Bella Addormentata è un pugno allo stomaco. Spiazza, tramortisce, non dà spazio ad interpretazioni di sorta. Ero lì, rapito. L’isterismo è un fenomeno esplosivo, lo si vede bene. Ma è anche frutto di ferite laceranti. Come quella del Senatore, un riformista catapultato nel Pdl, costretto dall’amore per la moglie malata a scollegare le macchine che la tengono in vita. O la Divina Madre, senza un nome. Di lei si sa solo che faceva l’attrice e ha mollato tutto per prendersi cura della figlia in coma vegetativo. Caricature umanissime che parlano a ciascuno di noi. A tratti grottesche, come grottesco è l’uomo di fronte alla sofferenza.
Pensavo di assistere a un film di parte, invece no. Bellocchio, nonostante la dichiarata simpatia per il Partito Radicale, riesce a parlare a tutti. E lo fa attraverso le parole di Maria, una cattolicissima attivista del Movimento per la Vita che si innamora di Roberto, anche lui attivista ma sul versante opposto. «L’amore cambia le prospettive», sussurra alla fine. Non sembra ripensarci lei, figlia di quel Senatore in bilico tra i dettami del partito e le convinzioni personali. È intimamente sicura delle proprie scelte. Il suo è un cambiamento più alto, più vivo. Quello di chi non condivide le decisioni altrui ma le accetta; come se Beppino Englaro, da carnefice che era, fosse diventato solamente un padre. E anche noi, il pubblico, potremo non approvare la scelta della Divina Madre di condannare la figlia a vivere come un vegetale. Ma la comprensione del suo dolore va oltre il nostro disaccordo.
Sembra di sentire in sottofondo le parole del Liga: «L’amore conta, l’amore conta, conosci un altro modo per fregar la morte?». Sarebbe stata una sigla perfetta. Un po’ pop, forse. Qualche palato fine avrebbe storto il naso.
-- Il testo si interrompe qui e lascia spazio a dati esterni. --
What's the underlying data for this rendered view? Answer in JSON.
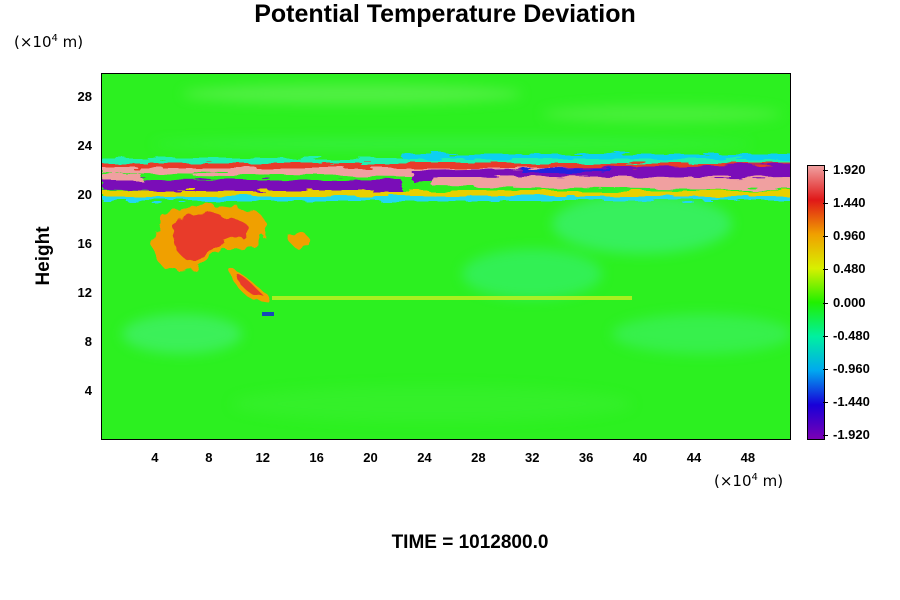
{
  "chart_data": {
    "type": "heatmap",
    "title": "Potential Temperature Deviation",
    "ylabel": "Height",
    "y_unit_parts": [
      "(×10",
      "4",
      " m)"
    ],
    "x_unit_parts": [
      "(×10",
      "4",
      " m)"
    ],
    "x_ticks": [
      "4",
      "8",
      "12",
      "16",
      "20",
      "24",
      "28",
      "32",
      "36",
      "40",
      "44",
      "48"
    ],
    "y_ticks": [
      "4",
      "8",
      "12",
      "16",
      "20",
      "24",
      "28"
    ],
    "xlim": [
      0,
      51.2
    ],
    "ylim": [
      0,
      30
    ],
    "colorbar": {
      "range": [
        -1.92,
        1.92
      ],
      "labels": [
        "1.920",
        "1.440",
        "0.960",
        "0.480",
        "0.000",
        "-0.480",
        "-0.960",
        "-1.440",
        "-1.920"
      ],
      "colors": [
        "#7a00b4",
        "#1800d8",
        "#00a8f0",
        "#00f0a0",
        "#20f000",
        "#d8f000",
        "#f0a000",
        "#e01818",
        "#f0a0a0"
      ]
    },
    "background_color": "#2cf020",
    "features": [
      {
        "name": "warm band",
        "y": 20.6,
        "value": 1.92
      },
      {
        "name": "cold band",
        "y": 21.6,
        "value": -1.92
      },
      {
        "name": "warm plume",
        "x": 8,
        "y": 16,
        "value": 1.4
      }
    ],
    "footer": "TIME = 1012800.0"
  }
}
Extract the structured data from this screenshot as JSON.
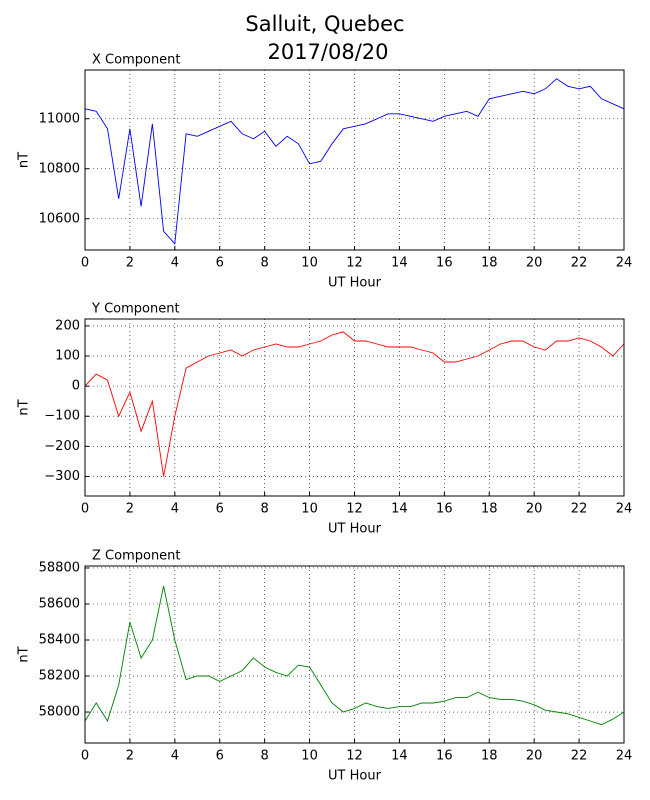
{
  "title": "Salluit, Quebec",
  "subtitle": "2017/08/20",
  "chart_data": [
    {
      "type": "line",
      "title": "X Component",
      "xlabel": "UT Hour",
      "ylabel": "nT",
      "grid": true,
      "x": [
        0,
        0.5,
        1,
        1.5,
        2,
        2.5,
        3,
        3.5,
        4,
        4.5,
        5,
        5.5,
        6,
        6.5,
        7,
        7.5,
        8,
        8.5,
        9,
        9.5,
        10,
        10.5,
        11,
        11.5,
        12,
        12.5,
        13,
        13.5,
        14,
        14.5,
        15,
        15.5,
        16,
        16.5,
        17,
        17.5,
        18,
        18.5,
        19,
        19.5,
        20,
        20.5,
        21,
        21.5,
        22,
        22.5,
        23,
        23.5,
        24
      ],
      "series": [
        {
          "name": "X Component",
          "color": "#0000ff",
          "values": [
            11040,
            11030,
            10960,
            10680,
            10960,
            10650,
            10980,
            10550,
            10500,
            10940,
            10930,
            10950,
            10970,
            10990,
            10940,
            10920,
            10950,
            10890,
            10930,
            10900,
            10820,
            10830,
            10900,
            10960,
            10970,
            10980,
            11000,
            11020,
            11020,
            11010,
            11000,
            10990,
            11010,
            11020,
            11030,
            11010,
            11080,
            11090,
            11100,
            11110,
            11100,
            11120,
            11160,
            11130,
            11120,
            11130,
            11080,
            11060,
            11040
          ]
        }
      ],
      "xlim": [
        0,
        24
      ],
      "xticks": [
        0,
        2,
        4,
        6,
        8,
        10,
        12,
        14,
        16,
        18,
        20,
        22,
        24
      ],
      "ylim": [
        10475,
        11195
      ],
      "yticks": [
        10600,
        10800,
        11000
      ]
    },
    {
      "type": "line",
      "title": "Y Component",
      "xlabel": "UT Hour",
      "ylabel": "nT",
      "grid": true,
      "x": [
        0,
        0.5,
        1,
        1.5,
        2,
        2.5,
        3,
        3.5,
        4,
        4.5,
        5,
        5.5,
        6,
        6.5,
        7,
        7.5,
        8,
        8.5,
        9,
        9.5,
        10,
        10.5,
        11,
        11.5,
        12,
        12.5,
        13,
        13.5,
        14,
        14.5,
        15,
        15.5,
        16,
        16.5,
        17,
        17.5,
        18,
        18.5,
        19,
        19.5,
        20,
        20.5,
        21,
        21.5,
        22,
        22.5,
        23,
        23.5,
        24
      ],
      "series": [
        {
          "name": "Y Component",
          "color": "#ff0000",
          "values": [
            0,
            40,
            20,
            -100,
            -20,
            -150,
            -50,
            -300,
            -100,
            60,
            80,
            100,
            110,
            120,
            100,
            120,
            130,
            140,
            130,
            130,
            140,
            150,
            170,
            180,
            150,
            150,
            140,
            130,
            130,
            130,
            120,
            110,
            80,
            80,
            90,
            100,
            120,
            140,
            150,
            150,
            130,
            120,
            150,
            150,
            160,
            150,
            130,
            100,
            140
          ]
        }
      ],
      "xlim": [
        0,
        24
      ],
      "xticks": [
        0,
        2,
        4,
        6,
        8,
        10,
        12,
        14,
        16,
        18,
        20,
        22,
        24
      ],
      "ylim": [
        -365,
        223
      ],
      "yticks": [
        {
          "value": -300,
          "label": "−300"
        },
        {
          "value": -200,
          "label": "−200"
        },
        {
          "value": -100,
          "label": "−100"
        },
        0,
        100,
        200
      ]
    },
    {
      "type": "line",
      "title": "Z Component",
      "xlabel": "UT Hour",
      "ylabel": "nT",
      "grid": true,
      "x": [
        0,
        0.5,
        1,
        1.5,
        2,
        2.5,
        3,
        3.5,
        4,
        4.5,
        5,
        5.5,
        6,
        6.5,
        7,
        7.5,
        8,
        8.5,
        9,
        9.5,
        10,
        10.5,
        11,
        11.5,
        12,
        12.5,
        13,
        13.5,
        14,
        14.5,
        15,
        15.5,
        16,
        16.5,
        17,
        17.5,
        18,
        18.5,
        19,
        19.5,
        20,
        20.5,
        21,
        21.5,
        22,
        22.5,
        23,
        23.5,
        24
      ],
      "series": [
        {
          "name": "Z Component",
          "color": "#008000",
          "values": [
            57950,
            58050,
            57950,
            58150,
            58500,
            58300,
            58400,
            58700,
            58400,
            58180,
            58200,
            58200,
            58170,
            58200,
            58230,
            58300,
            58250,
            58220,
            58200,
            58260,
            58250,
            58150,
            58050,
            58000,
            58020,
            58050,
            58030,
            58020,
            58030,
            58030,
            58050,
            58050,
            58060,
            58080,
            58080,
            58110,
            58080,
            58070,
            58070,
            58060,
            58040,
            58010,
            58000,
            57990,
            57970,
            57950,
            57930,
            57960,
            58000
          ]
        }
      ],
      "xlim": [
        0,
        24
      ],
      "xticks": [
        0,
        2,
        4,
        6,
        8,
        10,
        12,
        14,
        16,
        18,
        20,
        22,
        24
      ],
      "ylim": [
        57828,
        58811
      ],
      "yticks": [
        58000,
        58200,
        58400,
        58600,
        58800
      ]
    }
  ]
}
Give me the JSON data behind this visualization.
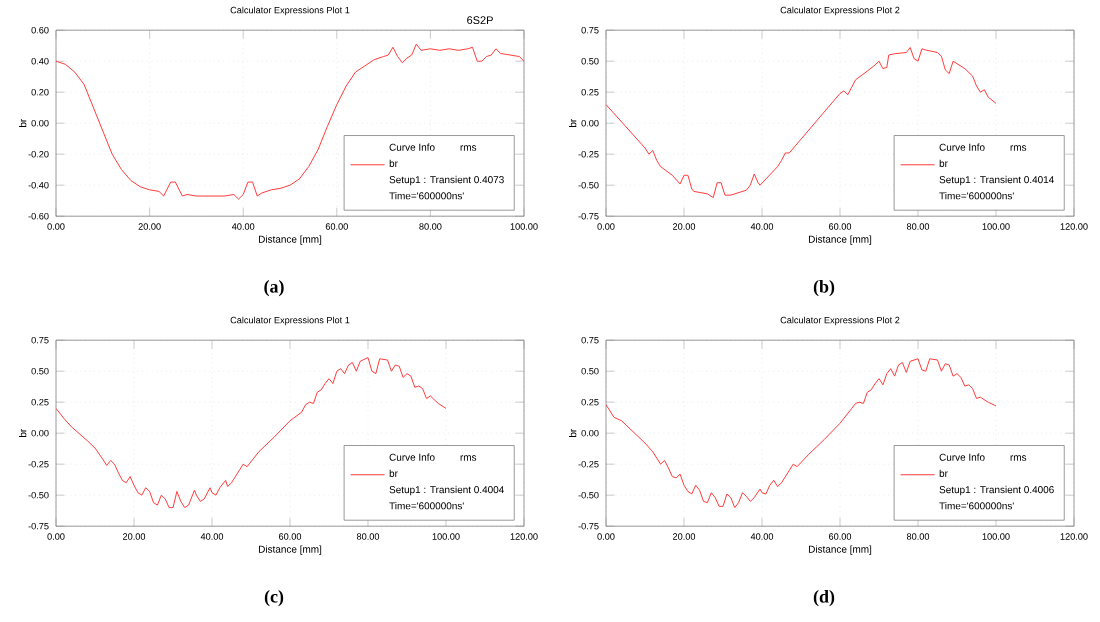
{
  "chart_data": [
    {
      "type": "line",
      "title": "Calculator Expressions Plot 1",
      "xlabel": "Distance [mm]",
      "ylabel": "br",
      "legend": "bottom right",
      "legend_title": "Curve Info",
      "grid": true,
      "annotations": [
        "rms",
        "Setup1 : Transient 0.4073",
        "Time='600000ns'",
        "(a)",
        "6S2P"
      ],
      "xlim": [
        0,
        100
      ],
      "ylim": [
        -0.6,
        0.6
      ],
      "xticks": [
        {
          "value": 0,
          "label": "0.00"
        },
        {
          "value": 20,
          "label": "20.00"
        },
        {
          "value": 40,
          "label": "40.00"
        },
        {
          "value": 60,
          "label": "60.00"
        },
        {
          "value": 80,
          "label": "80.00"
        },
        {
          "value": 100,
          "label": "100.00"
        }
      ],
      "yticks": [
        {
          "value": -0.6,
          "label": "-0.60"
        },
        {
          "value": -0.4,
          "label": "-0.40"
        },
        {
          "value": -0.2,
          "label": "-0.20"
        },
        {
          "value": 0,
          "label": "0.00"
        },
        {
          "value": 0.2,
          "label": "0.20"
        },
        {
          "value": 0.4,
          "label": "0.40"
        },
        {
          "value": 0.6,
          "label": "0.60"
        }
      ],
      "series": [
        {
          "name": "br",
          "color": "#ff3b3b",
          "x": [
            0,
            2,
            4,
            6,
            8,
            10,
            12,
            14,
            16,
            18,
            20,
            22,
            23,
            24.5,
            25.5,
            27,
            28,
            30,
            32,
            34,
            36,
            38,
            39,
            40,
            41,
            42,
            43,
            44,
            46,
            48,
            50,
            52,
            54,
            56,
            58,
            60,
            62,
            64,
            66,
            68,
            70,
            71,
            72,
            73,
            74,
            75,
            76,
            77,
            78,
            80,
            82,
            84,
            86,
            88,
            89,
            90,
            91,
            92,
            93,
            94,
            95,
            97,
            99,
            100
          ],
          "values": [
            0.4,
            0.38,
            0.33,
            0.25,
            0.1,
            -0.05,
            -0.2,
            -0.3,
            -0.37,
            -0.41,
            -0.43,
            -0.44,
            -0.47,
            -0.38,
            -0.38,
            -0.47,
            -0.46,
            -0.47,
            -0.47,
            -0.47,
            -0.47,
            -0.46,
            -0.49,
            -0.46,
            -0.38,
            -0.38,
            -0.47,
            -0.45,
            -0.43,
            -0.42,
            -0.4,
            -0.36,
            -0.28,
            -0.17,
            -0.02,
            0.12,
            0.24,
            0.33,
            0.37,
            0.41,
            0.43,
            0.44,
            0.49,
            0.43,
            0.39,
            0.42,
            0.44,
            0.51,
            0.47,
            0.48,
            0.47,
            0.48,
            0.47,
            0.48,
            0.49,
            0.4,
            0.4,
            0.43,
            0.44,
            0.48,
            0.45,
            0.44,
            0.43,
            0.4
          ]
        }
      ]
    },
    {
      "type": "line",
      "title": "Calculator Expressions Plot 2",
      "xlabel": "Distance [mm]",
      "ylabel": "br",
      "legend": "bottom right",
      "legend_title": "Curve Info",
      "grid": true,
      "annotations": [
        "rms",
        "Setup1 : Transient 0.4014",
        "Time='600000ns'",
        "(b)"
      ],
      "xlim": [
        0,
        120
      ],
      "ylim": [
        -0.75,
        0.75
      ],
      "xticks": [
        {
          "value": 0,
          "label": "0.00"
        },
        {
          "value": 20,
          "label": "20.00"
        },
        {
          "value": 40,
          "label": "40.00"
        },
        {
          "value": 60,
          "label": "60.00"
        },
        {
          "value": 80,
          "label": "80.00"
        },
        {
          "value": 100,
          "label": "100.00"
        },
        {
          "value": 120,
          "label": "120.00"
        }
      ],
      "yticks": [
        {
          "value": -0.75,
          "label": "-0.75"
        },
        {
          "value": -0.5,
          "label": "-0.50"
        },
        {
          "value": -0.25,
          "label": "-0.25"
        },
        {
          "value": 0,
          "label": "0.00"
        },
        {
          "value": 0.25,
          "label": "0.25"
        },
        {
          "value": 0.5,
          "label": "0.50"
        },
        {
          "value": 0.75,
          "label": "0.75"
        }
      ],
      "series": [
        {
          "name": "br",
          "color": "#ff3b3b",
          "x": [
            0,
            10,
            11,
            12,
            13,
            14,
            17,
            19,
            20,
            21,
            22,
            22.5,
            26,
            27.5,
            28.5,
            29.5,
            30.5,
            32,
            36,
            37,
            38,
            39,
            39.5,
            44,
            45,
            46,
            47,
            60,
            61,
            62,
            63,
            64,
            67,
            69,
            70,
            71,
            72,
            72.5,
            74,
            77,
            78,
            79,
            80,
            81,
            82,
            85,
            86,
            87,
            88,
            89,
            92,
            94,
            95,
            96,
            97,
            98,
            100
          ],
          "values": [
            0.15,
            -0.2,
            -0.25,
            -0.22,
            -0.3,
            -0.35,
            -0.42,
            -0.49,
            -0.42,
            -0.42,
            -0.53,
            -0.55,
            -0.57,
            -0.6,
            -0.48,
            -0.48,
            -0.58,
            -0.58,
            -0.54,
            -0.5,
            -0.41,
            -0.48,
            -0.5,
            -0.35,
            -0.3,
            -0.24,
            -0.24,
            0.24,
            0.26,
            0.23,
            0.29,
            0.35,
            0.42,
            0.47,
            0.5,
            0.44,
            0.45,
            0.55,
            0.56,
            0.57,
            0.61,
            0.52,
            0.5,
            0.6,
            0.59,
            0.57,
            0.54,
            0.43,
            0.4,
            0.5,
            0.44,
            0.38,
            0.3,
            0.25,
            0.27,
            0.21,
            0.16
          ]
        }
      ]
    },
    {
      "type": "line",
      "title": "Calculator Expressions Plot 1",
      "xlabel": "Distance [mm]",
      "ylabel": "br",
      "legend": "bottom right",
      "legend_title": "Curve Info",
      "grid": true,
      "annotations": [
        "rms",
        "Setup1 : Transient 0.4004",
        "Time='600000ns'",
        "(c)"
      ],
      "xlim": [
        0,
        120
      ],
      "ylim": [
        -0.75,
        0.75
      ],
      "xticks": [
        {
          "value": 0,
          "label": "0.00"
        },
        {
          "value": 20,
          "label": "20.00"
        },
        {
          "value": 40,
          "label": "40.00"
        },
        {
          "value": 60,
          "label": "60.00"
        },
        {
          "value": 80,
          "label": "80.00"
        },
        {
          "value": 100,
          "label": "100.00"
        },
        {
          "value": 120,
          "label": "120.00"
        }
      ],
      "yticks": [
        {
          "value": -0.75,
          "label": "-0.75"
        },
        {
          "value": -0.5,
          "label": "-0.50"
        },
        {
          "value": -0.25,
          "label": "-0.25"
        },
        {
          "value": 0,
          "label": "0.00"
        },
        {
          "value": 0.25,
          "label": "0.25"
        },
        {
          "value": 0.5,
          "label": "0.50"
        },
        {
          "value": 0.75,
          "label": "0.75"
        }
      ],
      "series": [
        {
          "name": "br",
          "color": "#ff3b3b",
          "x": [
            0,
            2,
            4,
            8,
            10,
            12,
            13,
            14,
            15,
            16,
            17,
            18,
            19,
            20,
            21,
            22,
            23,
            24,
            25,
            26,
            27,
            28,
            29,
            30,
            31,
            32,
            33,
            34,
            35.5,
            36,
            37,
            38,
            39.5,
            40,
            41,
            42,
            43.5,
            44,
            45,
            47,
            48,
            49,
            52,
            56,
            60,
            63,
            64,
            65,
            66,
            67,
            68,
            69,
            70,
            71,
            72,
            73,
            74,
            75,
            76,
            77,
            78,
            80,
            81,
            82,
            83,
            85,
            86,
            87,
            88,
            89,
            90,
            91,
            92,
            93,
            94,
            95,
            96,
            98,
            100
          ],
          "values": [
            0.2,
            0.12,
            0.05,
            -0.06,
            -0.12,
            -0.21,
            -0.26,
            -0.22,
            -0.25,
            -0.32,
            -0.38,
            -0.4,
            -0.35,
            -0.42,
            -0.48,
            -0.5,
            -0.44,
            -0.47,
            -0.56,
            -0.58,
            -0.5,
            -0.53,
            -0.6,
            -0.6,
            -0.47,
            -0.55,
            -0.6,
            -0.58,
            -0.46,
            -0.5,
            -0.55,
            -0.53,
            -0.44,
            -0.48,
            -0.5,
            -0.44,
            -0.38,
            -0.43,
            -0.4,
            -0.3,
            -0.25,
            -0.27,
            -0.15,
            -0.03,
            0.1,
            0.17,
            0.23,
            0.25,
            0.24,
            0.33,
            0.35,
            0.4,
            0.44,
            0.4,
            0.5,
            0.52,
            0.48,
            0.55,
            0.57,
            0.5,
            0.58,
            0.61,
            0.5,
            0.48,
            0.6,
            0.59,
            0.5,
            0.55,
            0.54,
            0.45,
            0.48,
            0.46,
            0.37,
            0.38,
            0.36,
            0.28,
            0.3,
            0.24,
            0.2
          ]
        }
      ]
    },
    {
      "type": "line",
      "title": "Calculator Expressions Plot 2",
      "xlabel": "Distance [mm]",
      "ylabel": "br",
      "legend": "bottom right",
      "legend_title": "Curve Info",
      "grid": true,
      "annotations": [
        "rms",
        "Setup1 : Transient 0.4006",
        "Time='600000ns'",
        "(d)"
      ],
      "xlim": [
        0,
        120
      ],
      "ylim": [
        -0.75,
        0.75
      ],
      "xticks": [
        {
          "value": 0,
          "label": "0.00"
        },
        {
          "value": 20,
          "label": "20.00"
        },
        {
          "value": 40,
          "label": "40.00"
        },
        {
          "value": 60,
          "label": "60.00"
        },
        {
          "value": 80,
          "label": "80.00"
        },
        {
          "value": 100,
          "label": "100.00"
        },
        {
          "value": 120,
          "label": "120.00"
        }
      ],
      "yticks": [
        {
          "value": -0.75,
          "label": "-0.75"
        },
        {
          "value": -0.5,
          "label": "-0.50"
        },
        {
          "value": -0.25,
          "label": "-0.25"
        },
        {
          "value": 0,
          "label": "0.00"
        },
        {
          "value": 0.25,
          "label": "0.25"
        },
        {
          "value": 0.5,
          "label": "0.50"
        },
        {
          "value": 0.75,
          "label": "0.75"
        }
      ],
      "series": [
        {
          "name": "br",
          "color": "#ff3b3b",
          "x": [
            0,
            2,
            4,
            8,
            10,
            12,
            14,
            15,
            16,
            17,
            18,
            19,
            20,
            21,
            22,
            23,
            24,
            25,
            26,
            27,
            28,
            29,
            30,
            31,
            32,
            33,
            34,
            35,
            36,
            37,
            38,
            39.5,
            40,
            41,
            42,
            43,
            44,
            45,
            47,
            48,
            49,
            52,
            56,
            60,
            63,
            64,
            65,
            66,
            67,
            68,
            69,
            70,
            71,
            72,
            73,
            74,
            75,
            76,
            77,
            78,
            80,
            81,
            82,
            83,
            85,
            86,
            87,
            88,
            89,
            90,
            91,
            92,
            93,
            94,
            95,
            96,
            98,
            100
          ],
          "values": [
            0.23,
            0.13,
            0.1,
            -0.02,
            -0.08,
            -0.15,
            -0.25,
            -0.22,
            -0.28,
            -0.35,
            -0.36,
            -0.33,
            -0.42,
            -0.47,
            -0.49,
            -0.42,
            -0.46,
            -0.55,
            -0.56,
            -0.48,
            -0.52,
            -0.59,
            -0.59,
            -0.49,
            -0.52,
            -0.6,
            -0.56,
            -0.48,
            -0.51,
            -0.55,
            -0.52,
            -0.45,
            -0.48,
            -0.49,
            -0.42,
            -0.38,
            -0.43,
            -0.4,
            -0.3,
            -0.25,
            -0.27,
            -0.17,
            -0.05,
            0.08,
            0.2,
            0.24,
            0.25,
            0.24,
            0.33,
            0.35,
            0.4,
            0.44,
            0.39,
            0.48,
            0.52,
            0.46,
            0.55,
            0.57,
            0.49,
            0.58,
            0.6,
            0.51,
            0.5,
            0.6,
            0.59,
            0.5,
            0.56,
            0.55,
            0.46,
            0.48,
            0.45,
            0.38,
            0.39,
            0.36,
            0.28,
            0.29,
            0.25,
            0.22
          ]
        }
      ]
    }
  ]
}
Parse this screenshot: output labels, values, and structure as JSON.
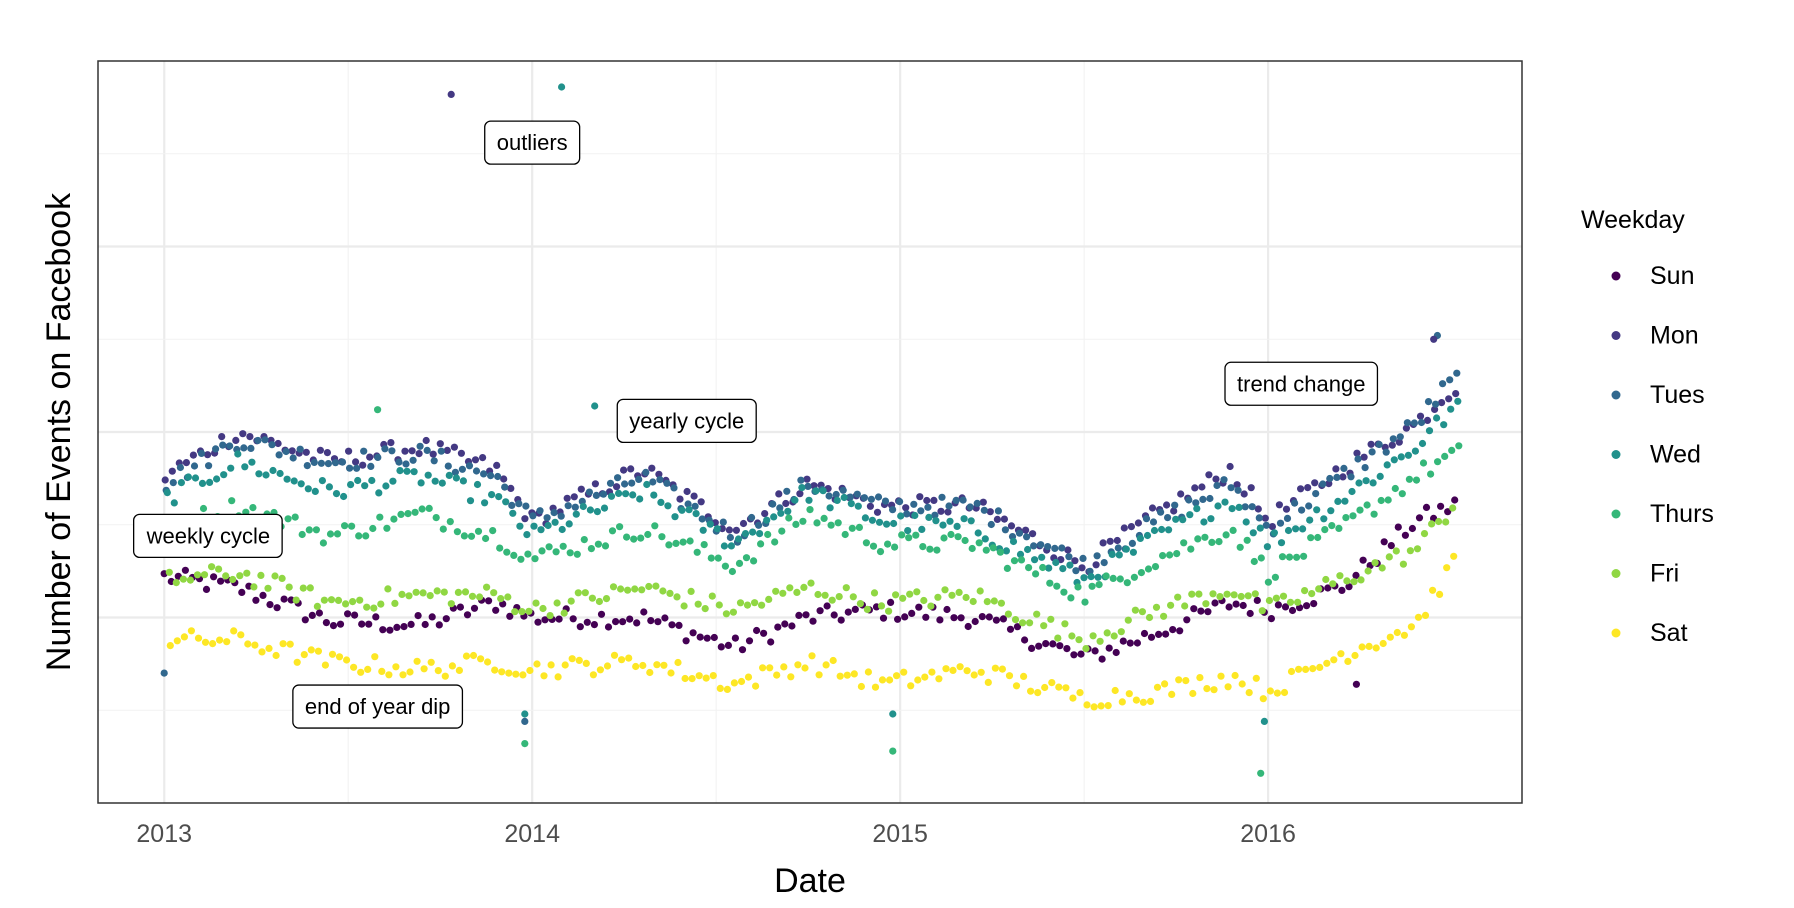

Il tema politico è importante, nessun provincialismo cinematografico. La resa della sofferenza è plastica. Quella dell’amore, il suo contrappunto, pure. È la nostra politica che ne esce a pezzi. Una politica che non riesce a muovere un passo, quando si tratta di questioni etiche. Una politica infarcita d’assolutismo, quello del cattolicesimo più conservatore, che ci allontana anni luce dal resto d’Europa. E i partiti progressisti, dal Pd in poi, tutti lì ad assistere inermi. Come se il messaggio di cambiamento non debba partire da loro. È il bigottismo della domenica il vero bersaglio di Bellocchio. Quello di chi, come Berlusconi, racconta che Eluana era in grado di procreare pur di ingraziarsi i favori del voto cattolico. O, meglio ancora, quelli dei gran capi di Santa Madre Chiesa. Do ut des: qualche silenzio in più sui trastulli privati del Premier in cambio di una legge più restrittiva sul testamento biologico. A questo si sono ridotti i temi etici: ad uno scambio di favori tra istituzioni di vario tipo. Bellocchio cerca solo di ridargli un pizzico di dignità. E lo fa molto bene.